Detective Mira Vaughn stayed longer than Thomas expected.
She sat at his kitchen table, her notepad open, eyes scanning every corner of the apartment. The steady tick of her pen against the page filled the quiet between them. Thomas sat opposite her, fingers clenched around a mug he hadn't touched.
Rain had picked up outside, streaking the window with long, trembling lines. The sound made the walls feel closer.
"So," Mira said finally, "you last saw Emilia two days ago. Is that right?"
Thomas nodded, though the certainty wavered as soon as he did. "She went to see a friend. Harper. She didn't come home after that."
"Do you have Harper's contact information?"
He hesitated. He could see her face in his mind — short hair, sharp laugh — but no number came to him. No phone, no last name. Just flashes.
"I… I think it's saved in Emilia's phone," he said weakly, gesturing toward the device on the counter.
Mira picked it up, scrolling through the contacts. The screen glowed pale blue in the dim light.
After a moment, she frowned. "There's no one named Harper here."
Thomas leaned forward. "What? That can't be right."
She turned the screen to him. Nothing but a short list of recent calls — all to his brother, Liam. No texts. No social media apps. No photos. Just a name at the top: Emilia Cross.
Thomas stared at it, throat dry. "She must've deleted them. She's been… different lately."
"Different how?" Mira asked.
He swallowed hard. "Restless. Distant. Sometimes she'd wake up at night and just… stare at the door. Like she was waiting for something."
Mira studied him carefully, pen still. "Did she ever say what she was afraid of?"
"No." His voice faltered. "She never said much about her past at all."
The detective's eyes softened slightly, but her tone stayed neutral. "We'll look into her, Mr. Hale. For now, I'd like to ask a few questions about you."
Thomas stiffened. "About me?"
"It's routine," she said quickly. "When did you and Emilia move in together?"
He stared at the table. The wood grain blurred beneath his gaze. "About… six months ago."
"And before that?"
He hesitated. The apartment had always felt like theirs, but now that she asked, he couldn't remember signing a lease. Couldn't remember moving boxes, couldn't even recall a single argument about furniture — and Emilia argued about everything.
"I don't— I don't remember," he muttered.
Mira scribbled something, her face unreadable.
A gust of wind rattled the window, making Thomas flinch.
She looked up again. "Mind if I look around?"
He nodded numbly.
Mira walked through the apartment slowly, her steps soft but deliberate. She paused at the dresser, then at the photos on the wall — all of them pictures of Thomas alone. No Emilia. No trace of her at all.
"Where are the pictures of the two of you?" she asked.
"They're in the bedroom. On the nightstand."
She returned with the only framed photo there — the same one he'd shown her earlier. The same one that now looked even more distorted. The ink around Emilia's face had spread like oil, leaving only her outline.
Thomas rose, panic flickering across his features. "It wasn't like that before! You saw her clearly!"
Mira didn't answer. She only looked at him with something between concern and pity.

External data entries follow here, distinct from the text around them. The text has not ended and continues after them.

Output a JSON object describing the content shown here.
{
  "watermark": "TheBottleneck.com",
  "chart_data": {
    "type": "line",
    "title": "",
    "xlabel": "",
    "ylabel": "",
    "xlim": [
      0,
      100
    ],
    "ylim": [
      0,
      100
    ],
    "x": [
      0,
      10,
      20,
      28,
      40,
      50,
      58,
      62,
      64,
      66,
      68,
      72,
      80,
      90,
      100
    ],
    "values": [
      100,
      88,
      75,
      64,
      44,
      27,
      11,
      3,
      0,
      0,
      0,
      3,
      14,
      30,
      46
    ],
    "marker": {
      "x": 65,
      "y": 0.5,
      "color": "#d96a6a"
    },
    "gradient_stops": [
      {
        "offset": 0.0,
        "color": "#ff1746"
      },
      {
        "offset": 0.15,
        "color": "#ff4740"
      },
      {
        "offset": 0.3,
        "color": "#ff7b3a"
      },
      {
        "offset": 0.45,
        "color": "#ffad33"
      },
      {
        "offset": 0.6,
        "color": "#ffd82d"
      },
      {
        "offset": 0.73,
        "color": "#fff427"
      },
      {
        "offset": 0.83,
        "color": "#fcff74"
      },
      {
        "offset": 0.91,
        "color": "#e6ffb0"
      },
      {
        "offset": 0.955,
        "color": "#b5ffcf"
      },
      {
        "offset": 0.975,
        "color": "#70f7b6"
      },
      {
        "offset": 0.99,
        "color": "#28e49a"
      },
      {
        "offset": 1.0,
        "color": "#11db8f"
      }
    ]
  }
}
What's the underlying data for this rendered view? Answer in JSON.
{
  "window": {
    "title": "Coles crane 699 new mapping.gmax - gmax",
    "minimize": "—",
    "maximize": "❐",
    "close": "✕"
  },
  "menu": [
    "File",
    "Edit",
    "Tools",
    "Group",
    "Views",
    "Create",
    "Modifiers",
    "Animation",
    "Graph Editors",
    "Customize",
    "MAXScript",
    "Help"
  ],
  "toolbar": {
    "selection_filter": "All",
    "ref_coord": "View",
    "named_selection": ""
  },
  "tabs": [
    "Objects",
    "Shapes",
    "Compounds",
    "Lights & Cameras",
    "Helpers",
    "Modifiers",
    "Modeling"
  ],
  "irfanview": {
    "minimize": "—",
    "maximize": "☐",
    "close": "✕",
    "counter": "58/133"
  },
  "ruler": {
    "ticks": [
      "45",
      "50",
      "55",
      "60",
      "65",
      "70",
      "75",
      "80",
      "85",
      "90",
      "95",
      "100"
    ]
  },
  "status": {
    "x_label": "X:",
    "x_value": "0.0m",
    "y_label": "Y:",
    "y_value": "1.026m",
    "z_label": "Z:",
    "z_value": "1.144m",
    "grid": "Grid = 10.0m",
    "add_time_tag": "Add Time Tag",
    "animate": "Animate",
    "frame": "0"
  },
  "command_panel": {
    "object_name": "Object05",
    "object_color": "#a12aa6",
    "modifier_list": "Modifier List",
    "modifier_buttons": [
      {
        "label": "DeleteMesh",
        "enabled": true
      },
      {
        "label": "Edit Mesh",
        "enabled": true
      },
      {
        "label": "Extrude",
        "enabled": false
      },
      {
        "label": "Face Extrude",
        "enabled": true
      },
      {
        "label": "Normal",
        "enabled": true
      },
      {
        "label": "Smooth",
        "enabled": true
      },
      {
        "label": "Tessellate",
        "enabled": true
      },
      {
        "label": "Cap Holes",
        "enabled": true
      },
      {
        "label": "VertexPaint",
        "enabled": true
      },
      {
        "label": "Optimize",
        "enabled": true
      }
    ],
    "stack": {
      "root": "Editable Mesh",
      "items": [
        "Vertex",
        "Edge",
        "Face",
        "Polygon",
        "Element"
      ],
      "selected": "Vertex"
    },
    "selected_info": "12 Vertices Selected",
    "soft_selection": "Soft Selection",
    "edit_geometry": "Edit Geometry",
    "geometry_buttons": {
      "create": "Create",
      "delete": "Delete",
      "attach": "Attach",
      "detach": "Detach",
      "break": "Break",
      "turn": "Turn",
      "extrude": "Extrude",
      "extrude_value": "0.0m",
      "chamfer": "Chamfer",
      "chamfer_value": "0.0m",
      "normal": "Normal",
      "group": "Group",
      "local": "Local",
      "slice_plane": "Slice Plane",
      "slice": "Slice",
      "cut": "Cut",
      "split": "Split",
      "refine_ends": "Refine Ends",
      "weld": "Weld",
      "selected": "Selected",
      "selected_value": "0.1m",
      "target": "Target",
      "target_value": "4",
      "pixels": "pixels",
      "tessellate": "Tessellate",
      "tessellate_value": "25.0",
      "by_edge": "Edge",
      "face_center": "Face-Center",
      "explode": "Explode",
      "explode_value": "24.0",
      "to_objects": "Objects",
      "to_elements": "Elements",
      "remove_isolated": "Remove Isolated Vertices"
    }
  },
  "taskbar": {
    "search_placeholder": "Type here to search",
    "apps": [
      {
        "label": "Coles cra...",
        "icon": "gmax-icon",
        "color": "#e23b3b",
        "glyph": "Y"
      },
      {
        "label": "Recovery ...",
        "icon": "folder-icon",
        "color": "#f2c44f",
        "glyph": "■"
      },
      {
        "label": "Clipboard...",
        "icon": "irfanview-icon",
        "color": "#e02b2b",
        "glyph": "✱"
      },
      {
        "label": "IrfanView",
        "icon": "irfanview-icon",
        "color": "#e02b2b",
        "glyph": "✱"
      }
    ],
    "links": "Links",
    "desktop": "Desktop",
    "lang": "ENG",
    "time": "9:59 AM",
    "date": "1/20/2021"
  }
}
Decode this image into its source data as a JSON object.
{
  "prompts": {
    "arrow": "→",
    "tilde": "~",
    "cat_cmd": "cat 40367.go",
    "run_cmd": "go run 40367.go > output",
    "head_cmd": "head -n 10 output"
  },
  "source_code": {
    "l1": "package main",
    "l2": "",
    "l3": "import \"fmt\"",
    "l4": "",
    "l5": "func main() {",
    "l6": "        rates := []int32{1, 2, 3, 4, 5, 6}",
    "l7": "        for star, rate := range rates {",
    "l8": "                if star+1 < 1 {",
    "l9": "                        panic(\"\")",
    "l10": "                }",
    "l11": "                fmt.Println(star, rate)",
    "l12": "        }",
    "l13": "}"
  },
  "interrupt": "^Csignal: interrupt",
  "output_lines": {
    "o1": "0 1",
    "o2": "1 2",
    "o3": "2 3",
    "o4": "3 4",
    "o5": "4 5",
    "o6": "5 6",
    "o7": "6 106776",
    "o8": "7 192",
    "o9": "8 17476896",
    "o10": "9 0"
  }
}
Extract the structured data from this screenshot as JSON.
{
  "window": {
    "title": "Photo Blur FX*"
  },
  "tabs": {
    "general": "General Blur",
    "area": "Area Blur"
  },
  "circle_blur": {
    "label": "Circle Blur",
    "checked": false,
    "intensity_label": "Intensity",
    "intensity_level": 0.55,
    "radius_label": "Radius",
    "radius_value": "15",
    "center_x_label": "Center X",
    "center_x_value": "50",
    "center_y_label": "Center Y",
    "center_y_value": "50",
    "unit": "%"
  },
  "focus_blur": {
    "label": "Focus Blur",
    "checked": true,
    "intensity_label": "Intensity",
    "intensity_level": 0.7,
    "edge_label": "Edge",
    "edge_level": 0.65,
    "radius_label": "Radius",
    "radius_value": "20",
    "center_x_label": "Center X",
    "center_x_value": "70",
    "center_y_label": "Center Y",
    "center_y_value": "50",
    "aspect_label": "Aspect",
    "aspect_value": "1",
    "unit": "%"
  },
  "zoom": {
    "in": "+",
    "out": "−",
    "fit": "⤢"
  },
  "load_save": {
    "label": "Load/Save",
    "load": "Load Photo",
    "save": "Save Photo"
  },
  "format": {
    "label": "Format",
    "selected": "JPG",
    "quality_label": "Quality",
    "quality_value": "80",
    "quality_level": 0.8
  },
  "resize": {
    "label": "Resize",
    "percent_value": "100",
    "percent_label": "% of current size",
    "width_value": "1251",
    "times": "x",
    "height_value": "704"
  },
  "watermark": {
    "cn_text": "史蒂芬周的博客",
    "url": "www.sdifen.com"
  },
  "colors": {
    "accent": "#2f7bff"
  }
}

"Mr. Hale," she said gently, "I think you should get some rest. I'll come back tomorrow with some follow-up questions."
He wanted to argue, but the weight in his chest made it hard to breathe. So he just nodded.
She left him standing in the doorway, the rain whispering against her umbrella as she disappeared down the hall.
Thomas shut the door and leaned against it, his heartbeat pounding in his ears. The apartment felt too quiet again, too still. He went to the living room, staring at the photograph on the wall.
A flash of movement made him turn.
There — in the hallway mirror — a reflection.
A woman standing just behind him.
"Emilia?" he breathed.
He spun around.
Empty.
His reflection stared back at him, pale and hollow-eyed.
But when he looked again at the mirror — for just one heartbeat — he swore he saw her standing there, smiling softly, whispering something he couldn't hear.
Then she was gone.
He pressed his hand against the cold glass. The air around him shifted, colder now, heavy with the faint smell of her perfume.
Thomas stumbled back, clutching the fading photograph to his chest. His voice cracked when he spoke:
"I'll find you. I swear to God, I'll find you."
Outside, thunder rolled across the sky. Somewhere far off, a siren wailed.
In the reflection behind him — too faint to see unless you were looking for it — Emilia smiled again. Only this time, there was blood on her hands.